When one considers the need to conserve biodiversity, one normally thinks of the most endangered species and the loss of genetic information that their extinction would bring. However, this is by no means the only type of damage resulting from a reduction in biodiversity. Indeed, it is not even the greatest one; worse by far is the systematic weakening of our ecosystems that makes them vulnerable to shocks, i.e. a diminished capacity to cope with, or recover from, catastrophes or destruction brought about by human societies. This is known as resilience – the ability to overcome the disorder caused by external phenomena (Dasgupta, 2001: 127-131).
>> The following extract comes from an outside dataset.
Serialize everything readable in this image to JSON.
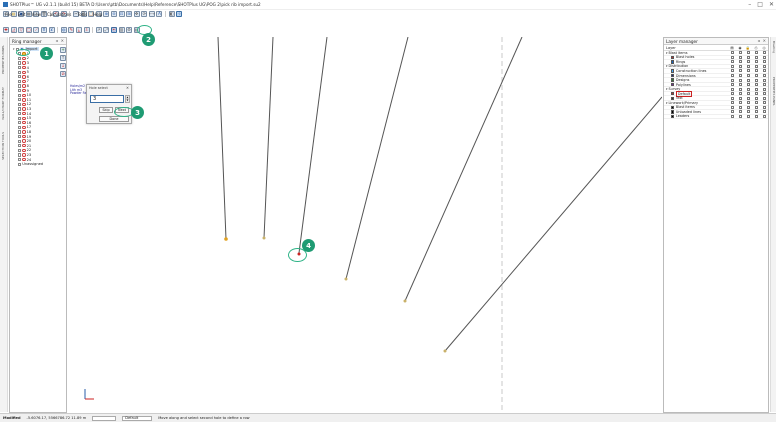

In short, there are many reasons to affirm that rurality, far from being suppressed by total urbanization (as many would suppose), is in fact gaining considerable strength. In the most advanced countries nowadays, the amenities that are fueling the new provincial dynamism are rural ones. The sources of low entropy and biodiversity which future generations will depend on are also rural. Indeed, the value of the rural space is becoming increasingly tied to precisely those things that distinguish it from the urban one.

 

Conclusion

Brazil is much more rural than the official calculations would have us believe – in fact, no less than 80% of its municipalities and 30% of its population belong in this category. This is by no means a negative attribute, given that many of the main competitive advantages of the 21st century will depend on the strength of rural economies. These are the two main conclusions we can draw from an analysis of the country’s current territorial configuration, bearing in mind the most recent indicators on the future of rurality in the most advanced human societies. In doing so, it is necessary to overcome the dichotomous approach, but without falling into the trap of believing that the historical urban-rural contradiction is disappearing.